This is the mail archive of the
libc-help@sourceware.org
mailing list for the glibc project.
Re: dead-lock in glibc
- From: Torvald Riegel <triegel at redhat dot com>
- To: Carlos O'Donell <carlos at systemhalted dot org>
- Cc: jkraehemann-guest at users dot alioth dot debian dot org, "libc-help at sourceware dot org" <libc-help at sourceware dot org>
- Date: Tue, 28 Mar 2017 10:48:49 +0200
- Subject: Re: dead-lock in glibc
- Authentication-results: sourceware.org; auth=none
- Authentication-results: ext-mx06.extmail.prod.ext.phx2.redhat.com; dmarc=none (p=none dis=none) header.from=redhat.com
- Authentication-results: ext-mx06.extmail.prod.ext.phx2.redhat.com; spf=pass smtp.mailfrom=triegel at redhat dot com
- Dkim-filter: OpenDKIM Filter v2.11.0 mx1.redhat.com D573E41A2D
- Dmarc-filter: OpenDMARC Filter v1.3.2 mx1.redhat.com D573E41A2D
- References: <CA+Owze40Onq_uZs2wOjY=O5Xv3D75Ce_b7Sf5qEjMZ-bAnW_wA@mail.gmail.com> <CAE2sS1gXkrLAZf2o54QSkE_fqFMrSd987nP=QYRe=GQEdq26_w@mail.gmail.com> <CA+Owze6vtqJ4jURD2H4fouw5izePVaQ9iun2LCLQ+HqwVvkvWw@mail.gmail.com> <CAE2sS1iF1ua0w9379zm-nMToTxQfVJfTxa78uMgs6z=LEqy5GA@mail.gmail.com>
On Wed, 2017-03-15 at 21:54 -0400, Carlos O'Donell wrote:
> On Wed, Mar 15, 2017 at 4:35 PM, Joël Krähemann <jkraehemann@gmail.com> wrote:
> > * libc6 2.24-9
>
> > Might be I was trying to do a recursive lock on a non-recursive mutex?

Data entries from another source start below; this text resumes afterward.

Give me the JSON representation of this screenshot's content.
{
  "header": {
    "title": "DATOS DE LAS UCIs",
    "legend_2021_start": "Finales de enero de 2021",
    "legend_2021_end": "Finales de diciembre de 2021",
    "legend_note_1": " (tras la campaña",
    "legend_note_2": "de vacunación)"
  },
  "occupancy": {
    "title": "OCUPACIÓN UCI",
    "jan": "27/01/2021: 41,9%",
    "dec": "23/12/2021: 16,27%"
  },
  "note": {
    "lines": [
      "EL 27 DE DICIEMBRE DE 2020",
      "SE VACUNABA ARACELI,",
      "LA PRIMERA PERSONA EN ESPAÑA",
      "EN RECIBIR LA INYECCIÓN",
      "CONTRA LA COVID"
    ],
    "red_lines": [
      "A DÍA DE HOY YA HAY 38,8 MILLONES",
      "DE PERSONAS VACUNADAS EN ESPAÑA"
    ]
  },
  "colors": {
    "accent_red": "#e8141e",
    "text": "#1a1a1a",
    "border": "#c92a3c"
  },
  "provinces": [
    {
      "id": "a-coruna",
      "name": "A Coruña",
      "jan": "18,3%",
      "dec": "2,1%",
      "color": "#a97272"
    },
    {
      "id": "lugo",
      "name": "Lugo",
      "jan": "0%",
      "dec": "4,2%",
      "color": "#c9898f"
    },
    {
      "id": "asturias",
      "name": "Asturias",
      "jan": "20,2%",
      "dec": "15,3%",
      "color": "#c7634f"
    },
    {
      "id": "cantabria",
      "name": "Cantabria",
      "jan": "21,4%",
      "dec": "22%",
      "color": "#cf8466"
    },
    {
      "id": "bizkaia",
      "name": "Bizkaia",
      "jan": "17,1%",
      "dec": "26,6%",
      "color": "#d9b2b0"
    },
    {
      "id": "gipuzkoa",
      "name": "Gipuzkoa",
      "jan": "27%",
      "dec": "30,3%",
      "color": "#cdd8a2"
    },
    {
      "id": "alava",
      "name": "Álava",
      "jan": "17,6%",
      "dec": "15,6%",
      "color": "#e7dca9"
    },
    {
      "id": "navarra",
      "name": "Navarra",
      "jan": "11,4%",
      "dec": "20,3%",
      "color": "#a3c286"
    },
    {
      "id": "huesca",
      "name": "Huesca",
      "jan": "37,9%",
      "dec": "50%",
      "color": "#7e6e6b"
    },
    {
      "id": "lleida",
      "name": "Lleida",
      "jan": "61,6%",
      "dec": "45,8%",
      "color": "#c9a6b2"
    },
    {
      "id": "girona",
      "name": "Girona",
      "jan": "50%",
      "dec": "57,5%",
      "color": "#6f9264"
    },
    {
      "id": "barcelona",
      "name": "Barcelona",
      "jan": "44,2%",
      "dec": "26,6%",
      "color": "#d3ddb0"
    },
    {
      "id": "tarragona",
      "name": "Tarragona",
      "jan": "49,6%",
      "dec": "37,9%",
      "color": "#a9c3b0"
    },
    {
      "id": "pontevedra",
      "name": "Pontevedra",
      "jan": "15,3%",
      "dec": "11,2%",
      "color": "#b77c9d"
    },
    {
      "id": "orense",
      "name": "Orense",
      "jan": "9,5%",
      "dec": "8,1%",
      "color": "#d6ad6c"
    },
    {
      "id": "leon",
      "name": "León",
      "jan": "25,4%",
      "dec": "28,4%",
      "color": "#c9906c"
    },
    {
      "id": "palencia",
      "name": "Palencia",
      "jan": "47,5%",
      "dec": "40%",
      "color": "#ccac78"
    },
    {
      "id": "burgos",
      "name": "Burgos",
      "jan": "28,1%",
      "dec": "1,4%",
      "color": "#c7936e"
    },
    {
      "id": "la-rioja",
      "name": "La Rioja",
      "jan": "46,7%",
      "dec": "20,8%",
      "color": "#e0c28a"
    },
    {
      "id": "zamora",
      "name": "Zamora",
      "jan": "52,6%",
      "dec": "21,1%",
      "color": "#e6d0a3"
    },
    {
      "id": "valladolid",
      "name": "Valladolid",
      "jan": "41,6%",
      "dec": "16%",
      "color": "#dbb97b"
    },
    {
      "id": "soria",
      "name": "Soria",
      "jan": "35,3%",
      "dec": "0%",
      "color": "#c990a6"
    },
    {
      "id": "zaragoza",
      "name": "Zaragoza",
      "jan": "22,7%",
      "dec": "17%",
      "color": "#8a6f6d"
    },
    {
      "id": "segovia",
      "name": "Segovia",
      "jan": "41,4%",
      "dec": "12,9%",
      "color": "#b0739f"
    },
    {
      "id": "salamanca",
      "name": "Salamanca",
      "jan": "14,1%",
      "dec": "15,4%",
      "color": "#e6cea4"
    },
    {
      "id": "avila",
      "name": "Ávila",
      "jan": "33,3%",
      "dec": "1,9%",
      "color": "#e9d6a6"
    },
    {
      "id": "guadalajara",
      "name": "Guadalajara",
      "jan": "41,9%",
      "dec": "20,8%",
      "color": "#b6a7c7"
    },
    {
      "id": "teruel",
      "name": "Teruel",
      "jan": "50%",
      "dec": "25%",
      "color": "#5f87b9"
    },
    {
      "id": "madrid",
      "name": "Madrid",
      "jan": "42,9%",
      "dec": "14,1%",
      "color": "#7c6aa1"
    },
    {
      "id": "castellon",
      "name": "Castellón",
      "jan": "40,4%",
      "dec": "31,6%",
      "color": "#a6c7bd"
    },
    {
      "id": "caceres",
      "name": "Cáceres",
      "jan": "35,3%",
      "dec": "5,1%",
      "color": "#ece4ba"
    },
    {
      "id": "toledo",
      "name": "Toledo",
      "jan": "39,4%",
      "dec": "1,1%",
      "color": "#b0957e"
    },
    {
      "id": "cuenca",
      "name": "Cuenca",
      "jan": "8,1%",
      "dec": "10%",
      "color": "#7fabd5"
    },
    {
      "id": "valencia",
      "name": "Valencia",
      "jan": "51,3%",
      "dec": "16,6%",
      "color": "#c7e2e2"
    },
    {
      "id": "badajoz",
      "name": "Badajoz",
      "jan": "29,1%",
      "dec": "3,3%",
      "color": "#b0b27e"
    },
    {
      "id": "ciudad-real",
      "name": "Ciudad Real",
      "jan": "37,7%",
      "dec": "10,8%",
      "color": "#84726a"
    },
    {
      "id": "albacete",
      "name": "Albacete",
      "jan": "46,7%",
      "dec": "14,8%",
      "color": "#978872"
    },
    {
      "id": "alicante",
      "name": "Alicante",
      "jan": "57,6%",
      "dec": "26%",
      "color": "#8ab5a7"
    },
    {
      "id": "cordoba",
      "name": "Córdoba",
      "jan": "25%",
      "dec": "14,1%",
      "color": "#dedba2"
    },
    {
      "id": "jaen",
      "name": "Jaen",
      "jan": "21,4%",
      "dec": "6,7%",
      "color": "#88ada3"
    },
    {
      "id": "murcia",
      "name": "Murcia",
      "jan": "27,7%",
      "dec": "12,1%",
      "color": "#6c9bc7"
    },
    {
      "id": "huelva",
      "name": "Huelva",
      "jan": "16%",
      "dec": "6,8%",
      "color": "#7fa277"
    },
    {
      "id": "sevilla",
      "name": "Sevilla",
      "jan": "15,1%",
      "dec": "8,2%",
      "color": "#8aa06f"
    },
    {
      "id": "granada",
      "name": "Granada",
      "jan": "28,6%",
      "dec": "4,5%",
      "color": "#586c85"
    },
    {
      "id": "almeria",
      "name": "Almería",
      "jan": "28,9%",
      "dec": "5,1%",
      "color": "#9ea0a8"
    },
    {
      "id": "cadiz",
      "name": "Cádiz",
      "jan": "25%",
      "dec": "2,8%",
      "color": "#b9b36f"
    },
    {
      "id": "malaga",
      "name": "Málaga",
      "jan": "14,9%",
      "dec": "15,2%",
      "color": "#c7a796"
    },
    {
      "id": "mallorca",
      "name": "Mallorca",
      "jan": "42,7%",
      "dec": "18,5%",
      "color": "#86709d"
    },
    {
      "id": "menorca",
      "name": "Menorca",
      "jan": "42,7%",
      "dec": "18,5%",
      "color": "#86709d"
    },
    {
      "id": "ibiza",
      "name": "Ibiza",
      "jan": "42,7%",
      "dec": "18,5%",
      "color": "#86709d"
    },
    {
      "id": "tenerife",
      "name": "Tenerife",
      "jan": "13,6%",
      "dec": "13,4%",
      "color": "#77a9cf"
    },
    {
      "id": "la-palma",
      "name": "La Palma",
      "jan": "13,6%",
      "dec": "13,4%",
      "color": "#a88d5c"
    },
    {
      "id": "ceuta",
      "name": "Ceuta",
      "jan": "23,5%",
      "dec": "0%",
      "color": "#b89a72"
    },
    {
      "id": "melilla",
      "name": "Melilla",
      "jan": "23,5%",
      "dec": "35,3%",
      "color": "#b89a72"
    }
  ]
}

> > I was playing 64 beats with the notation editor of GSequencer in a infinite
> > loop. Suddenly it aborted after some playbacka approximetaly 3 to 4 minutes.
>
> No. The asserts are intended to indicate internal consistency is violated.
>
> Recursively locking a non-recursive mutex should lead to the thread
> getting stuck forever, but not an assert.
>
> >>> gsequencer: ../nptl/pthread_mutex_lock.c:349:
> >>> __pthread_mutex_lock_full: Assertion `INTERNAL_SYSCALL_ERRNO (e,
> >>> __err) != EDEADLK || (kind != PTHREAD_MUTEX_ERRORCHECK_NP && kind !=
> >>> PTHREAD_MUTEX_RECURSIVE_NP)' failed.
> >>> Aborted
>
> We've had a failure in the futex syscall, but that should not by
> itself trigger an assert.
>
> The failure was either "no thread found" or "deadlock".
>
> The assert triggers when we get "deadlock" from the kernel but the
> mutex was error-checking or recursive. Internally we don't ever expect
> to get "deadlock" from the kernel for these kinds of mutexes and
> indicates an algorithmic problem.
>
> It's an algorithmic problem because earlier code should have detected
> we owned the mutex in the recursive case, bumped the ownership
> counter, and returned zero.
>
> It's an algorithmic problem because earlier code should have detected
> we owned the mutex in the error checking case, and should have
> returned EDEADLK without making any futex syscalls.
>
> So we didn't own the mutex and an attempt to acquire it determined it
> was locked by someone else (not us), and then the kernel returned
> EDEADLK, which doesn't make sense because we didn't own it to begin
> with!
>
> It points to a kernel or glibc issue with PI mutexes.
It may, but not necessarily. For example, the load of __lock that
handles the recursive/error-checking case is a separate access from the
CAS, so something else may have changed __lock in the meantime (eg, a
bug in the application).
A reproducer would be really helpful. If we can't get this, we'd at
least need some information about the affected mutex: the kind of the
mutex, how it's used by the program, etc.